BS in Industrial Engineering


Industrial and Manufacturing Engineering Department


Trian Georgeou


Kiteboarding is an ocean sport wherein the participant, also known as a kiter, uses a large inflatable bow shaped kite to plane across the ocean on a surfboard or wakeboard. The rider is connected to his or her kite via a control bar system. This control system allows the kiter to steer the kite and add or remove power from the kite, in order to change direction and increase or decrease speed. This senior project focused on creating a new control bar system to replace a control bar system manufactured by a kiteboarding company, Liquid Force. The current Liquid Force control bar has two main faults, extraneous components and a lack of ergonomic design. Our team aimed to eliminate unneeded components and create a more ergonomic bar. By eliminating components, the bar would also be more cost effective to produce by using less material and requiring less time to manufacture.

We first conducted a literature review into the areas of kiteboarding control systems and handle ergonomics. Based on studies done on optimal grip diameters for reducing forearm stress we concluded that the diameter for the bar grip should be at least a centimeter less than the maximum grip of the user. In addition to the literature review we conducted our own ergonomics surveys on fellow kite surfers regarding their preference towards the shape of the grip. Using ANOVA analysis, we found that riders preferred a bar with a less square center, but no clear preference on an oval shape versus a circular shape, so we decided on circular to minimize manufacturing and material costs.

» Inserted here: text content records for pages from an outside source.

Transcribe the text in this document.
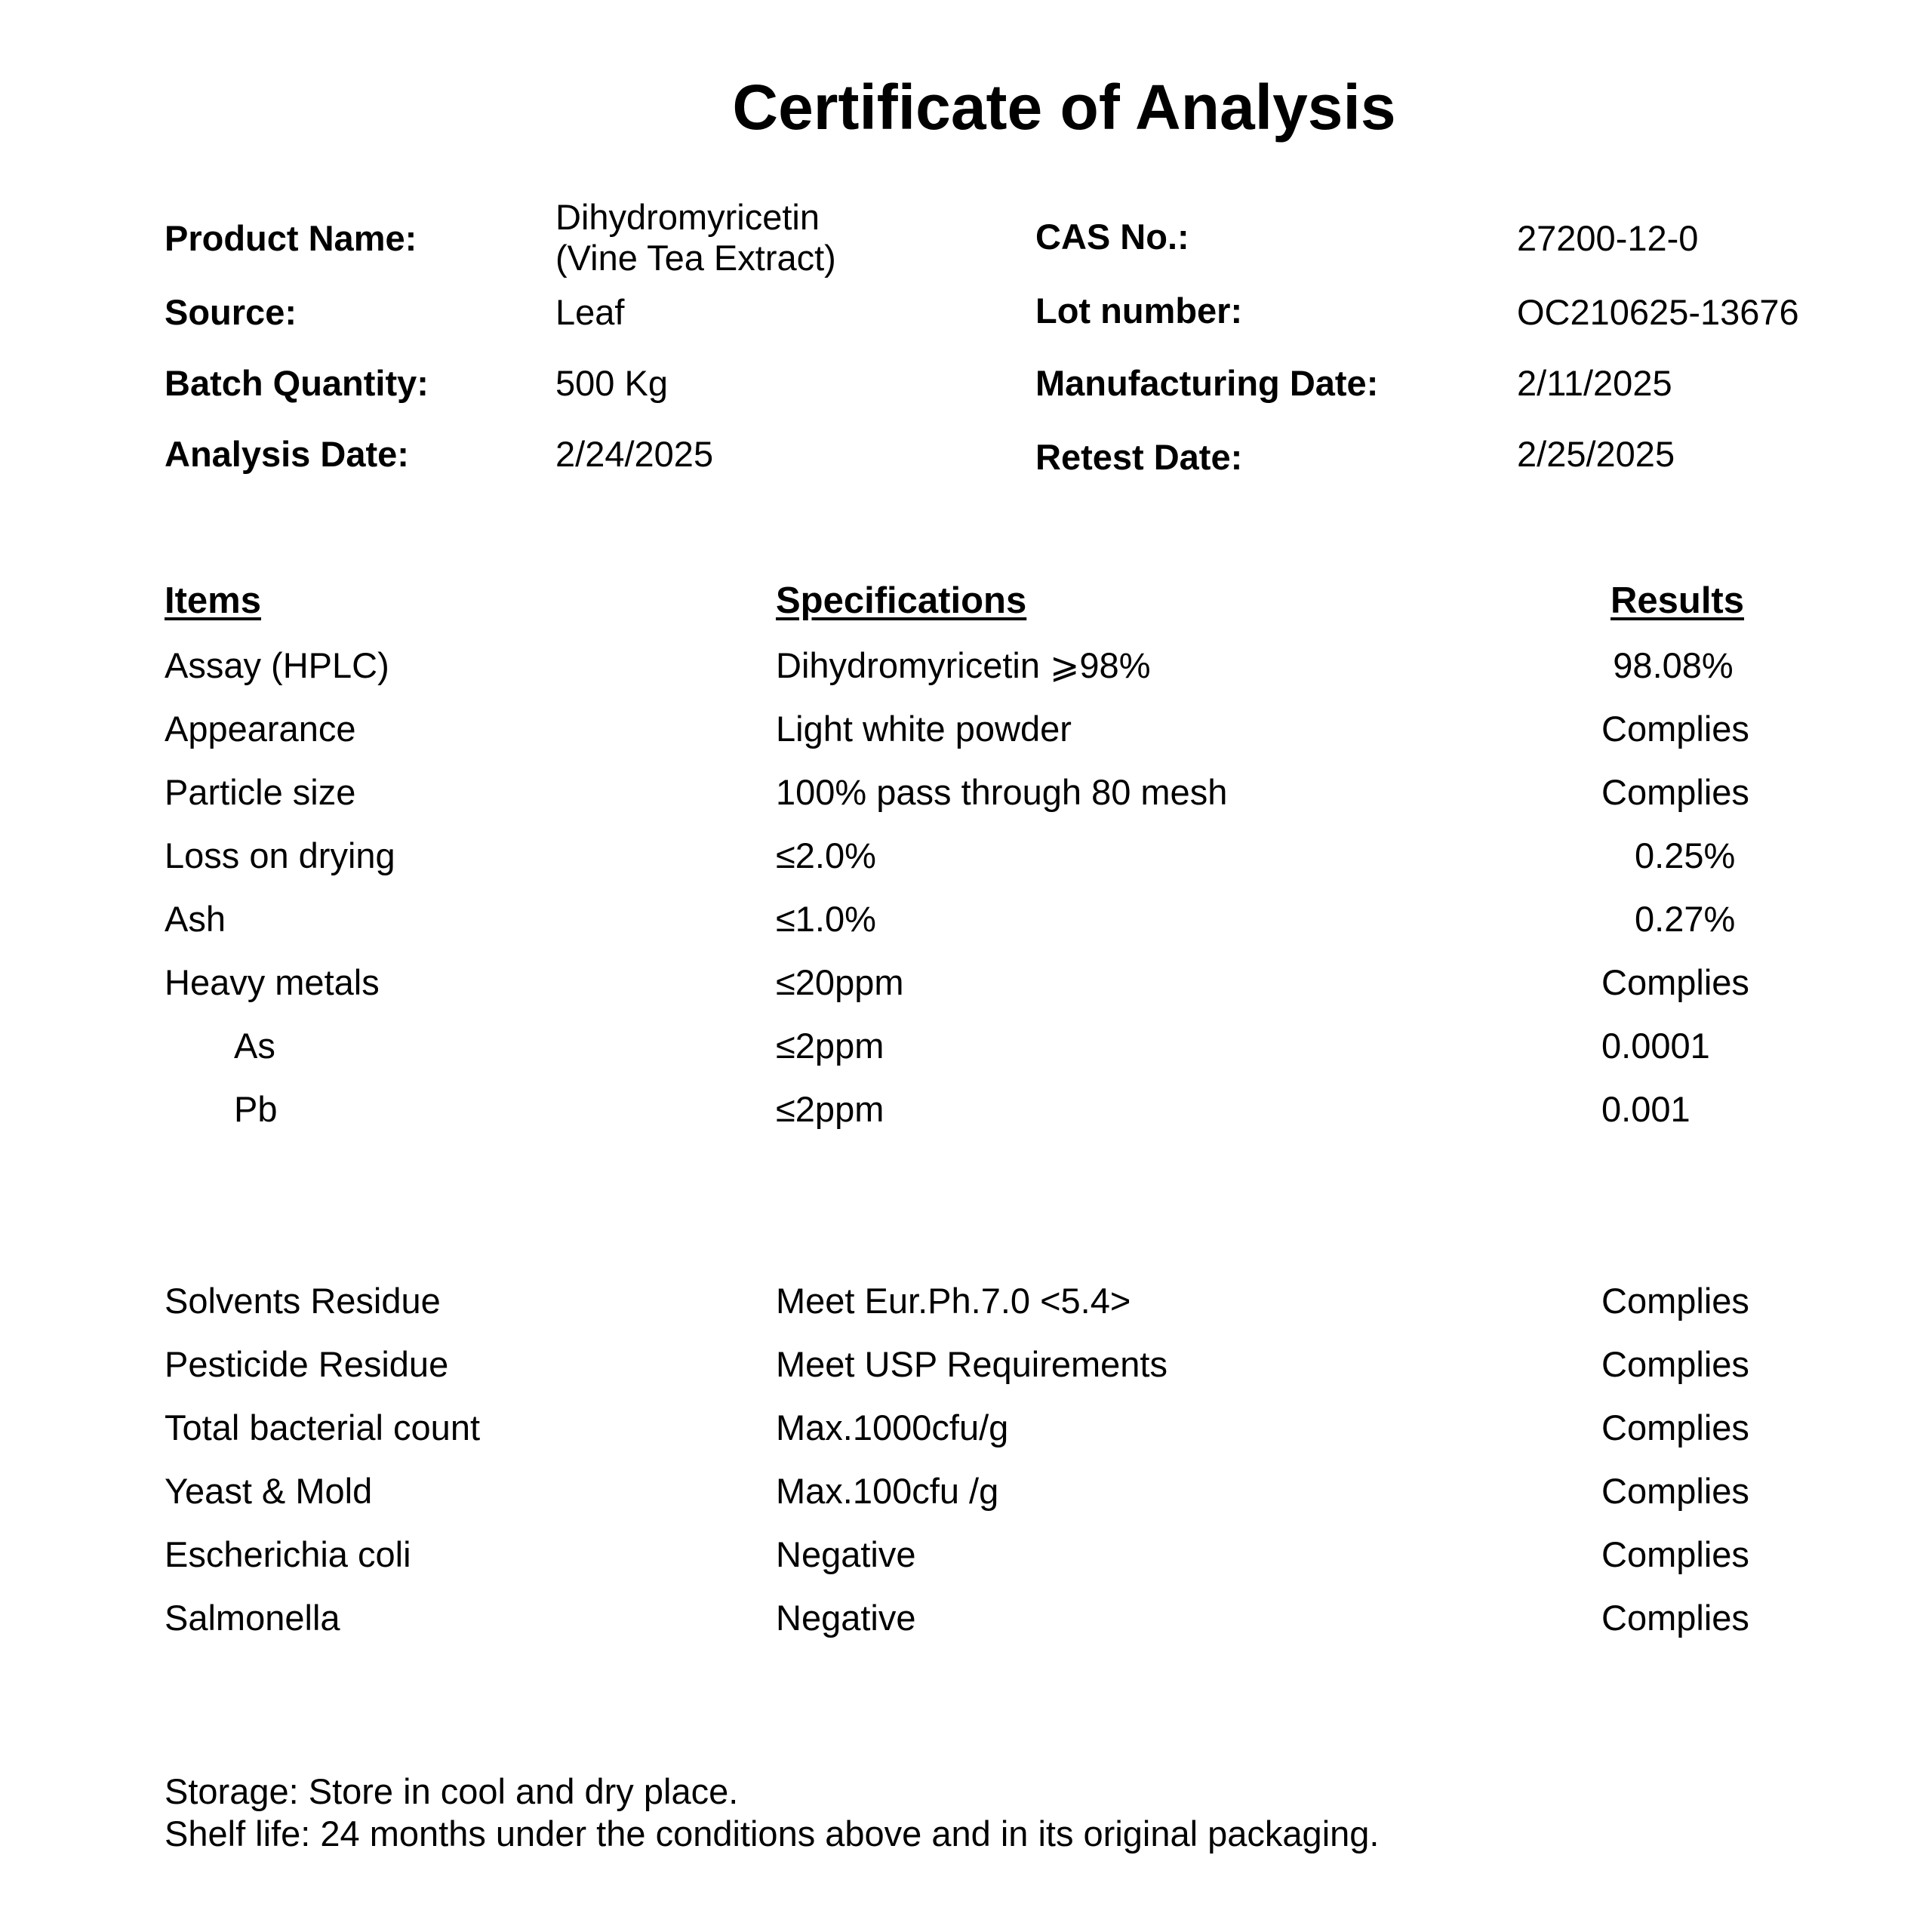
Certificate of Analysis
Product Name:
Dihydromyricetin
(Vine Tea Extract)
CAS No.:	27200-12-0
Source:	Leaf	Lot number:	OC210625-13676
Batch Quantity:	500 Kg	Manufacturing Date:	2/11/2025
Analysis Date:	2/24/2025	Retest Date:	2/25/2025
Items	Specifications	Results
Assay (HPLC)	Dihydromyricetin ⩾98%	98.08%
Appearance	Light white powder	Complies
Particle size	100% pass through 80 mesh	Complies
Loss on drying	≤2.0%	0.25%
Ash	≤1.0%	0.27%
Heavy metals	≤20ppm	Complies
As	≤2ppm	0.0001
Pb	≤2ppm	0.001
Solvents Residue	Meet Eur.Ph.7.0 <5.4>	Complies
Pesticide Residue	Meet USP Requirements	Complies
Total bacterial count	Max.1000cfu/g	Complies
Yeast & Mold	Max.100cfu /g	Complies
Escherichia coli	Negative	Complies
Salmonella	Negative	Complies
Storage: Store in cool and dry place.
Shelf life: 24 months under the conditions above and in its original packaging.
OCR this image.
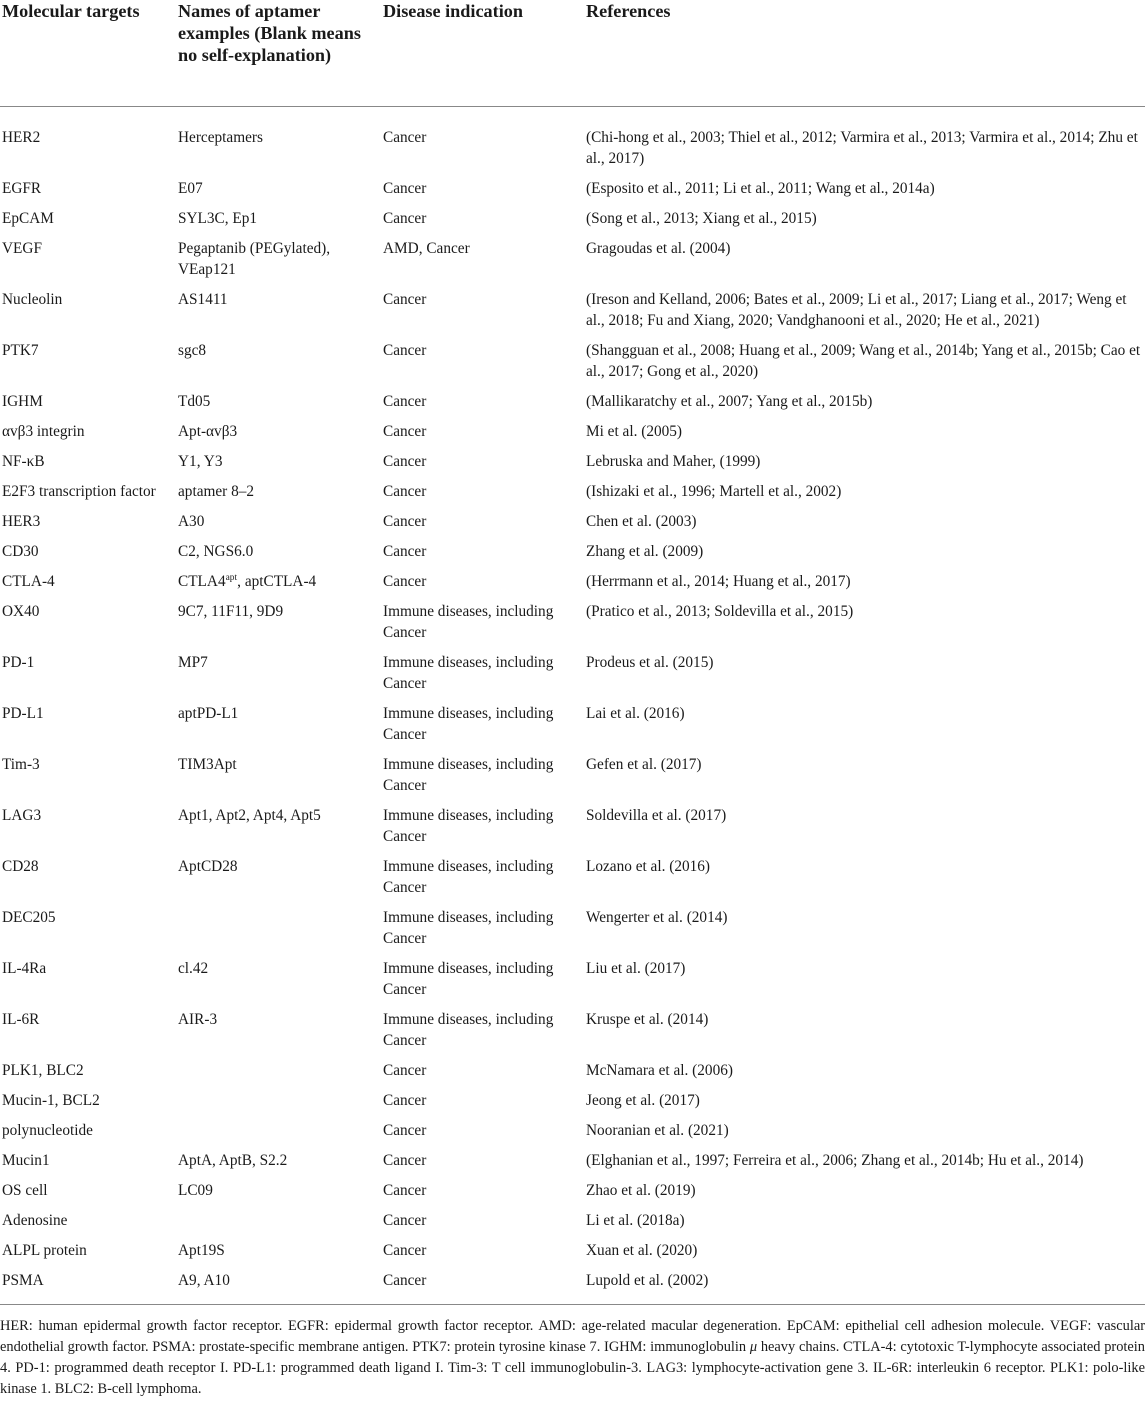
Molecular targets	Names of aptamer examples (Blank means no self-explanation)	Disease indication	References
HER2	Herceptamers	Cancer	(Chi-hong et al., 2003; Thiel et al., 2012; Varmira et al., 2013; Varmira et al., 2014; Zhu et al., 2017)
EGFR	E07	Cancer	(Esposito et al., 2011; Li et al., 2011; Wang et al., 2014a)
EpCAM	SYL3C, Ep1	Cancer	(Song et al., 2013; Xiang et al., 2015)
VEGF	Pegaptanib (PEGylated), VEap121	AMD, Cancer	Gragoudas et al. (2004)
Nucleolin	AS1411	Cancer	(Ireson and Kelland, 2006; Bates et al., 2009; Li et al., 2017; Liang et al., 2017; Weng et al., 2018; Fu and Xiang, 2020; Vandghanooni et al., 2020; He et al., 2021)
PTK7	sgc8	Cancer	(Shangguan et al., 2008; Huang et al., 2009; Wang et al., 2014b; Yang et al., 2015b; Cao et al., 2017; Gong et al., 2020)
IGHM	Td05	Cancer	(Mallikaratchy et al., 2007; Yang et al., 2015b)
αvβ3 integrin	Apt-αvβ3	Cancer	Mi et al. (2005)
NF-κB	Y1, Y3	Cancer	Lebruska and Maher, (1999)
E2F3 transcription factor	aptamer 8–2	Cancer	(Ishizaki et al., 1996; Martell et al., 2002)
HER3	A30	Cancer	Chen et al. (2003)
CD30	C2, NGS6.0	Cancer	Zhang et al. (2009)
CTLA-4	$CTLA4^{apt}$, aptCTLA-4	Cancer	(Herrmann et al., 2014; Huang et al., 2017)
OX40	9C7, 11F11, 9D9	Immune diseases, including Cancer	(Pratico et al., 2013; Soldevilla et al., 2015)
PD-1	MP7	Immune diseases, including Cancer	Prodeus et al. (2015)
PD-L1	aptPD-L1	Immune diseases, including Cancer	Lai et al. (2016)
Tim-3	TIM3Apt	Immune diseases, including Cancer	Gefen et al. (2017)
LAG3	Apt1, Apt2, Apt4, Apt5	Immune diseases, including Cancer	Soldevilla et al. (2017)
CD28	AptCD28	Immune diseases, including Cancer	Lozano et al. (2016)
DEC205		Immune diseases, including Cancer	Wengerter et al. (2014)
IL-4Ra	cl.42	Immune diseases, including Cancer	Liu et al. (2017)
IL-6R	AIR-3	Immune diseases, including Cancer	Kruspe et al. (2014)
PLK1, BLC2		Cancer	McNamara et al. (2006)
Mucin-1, BCL2		Cancer	Jeong et al. (2017)
polynucleotide		Cancer	Nooranian et al. (2021)
Mucin1	AptA, AptB, S2.2	Cancer	(Elghanian et al., 1997; Ferreira et al., 2006; Zhang et al., 2014b; Hu et al., 2014)
OS cell	LC09	Cancer	Zhao et al. (2019)
Adenosine		Cancer	Li et al. (2018a)
ALPL protein	Apt19S	Cancer	Xuan et al. (2020)
PSMA	A9, A10	Cancer	Lupold et al. (2002)

HER: human epidermal growth factor receptor. EGFR: epidermal growth factor receptor. AMD: age-related macular degeneration. EpCAM: epithelial cell adhesion molecule. VEGF: vascular endothelial growth factor. PSMA: prostate-specific membrane antigen. PTK7: protein tyrosine kinase 7. IGHM: immunoglobulin μ heavy chains. CTLA-4: cytotoxic T-lymphocyte associated protein 4. PD-1: programmed death receptor I. PD-L1: programmed death ligand I. Tim-3: T cell immunoglobulin-3. LAG3: lymphocyte-activation gene 3. IL-6R: interleukin 6 receptor. PLK1: polo-like kinase 1. BLC2: B-cell lymphoma.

A functional decomposition was then employed on the current bar and a QFD analysis of each component was conducted. We found that 33% of the components composed the plastic bar end swivel. We decided to remove the swivel system due to its lack of use and ergonomics. We then began the design process on the new bar ends and bar center.

We went through two iterations of a smaller square center, choosing a center with chamfered edges to blend with the grip material. Our bar end design went through four iterations ranging from a simple angular boxy look, to a curved design which was more aesthetically and ergonomically pleasing. With SolidWorks models in hand, Mastercam toolpaths were built by our technical advisor, and we machined the bar ends and center out of aluminum billet. For the grip tubing we used carbon fiber tubing. By the end of manufacturing we had three different length bars to test in the ocean and we had reduced the bar part count from 31 parts to 13 parts. To justify the bars we created in terms of cost, we conducted economic comparisons between our bar design and the current bar. We concluded that Liquid Force would save $26,105.87 per year in labor and materials by switching to our bar and using casting processes for manufacturing.

Due to the economic advantage and the new ergonomic design, we feel that Liquid Force should implement the design after further testing and refining. The bar performed without fault in our ocean test session, but we did find that improvements could be made in terms of grip ergonomics; the carbon surface was usable, but an EVA grip would give the user a softer, less slippery surface to steer with. We recommend that more long term testing be done to insure that the glue does not de-bond over time and that the carbon aluminum interface does not corrode. Continuing the project, we will research grip materials such as EVA, and create over molded bar grips and bar end covers.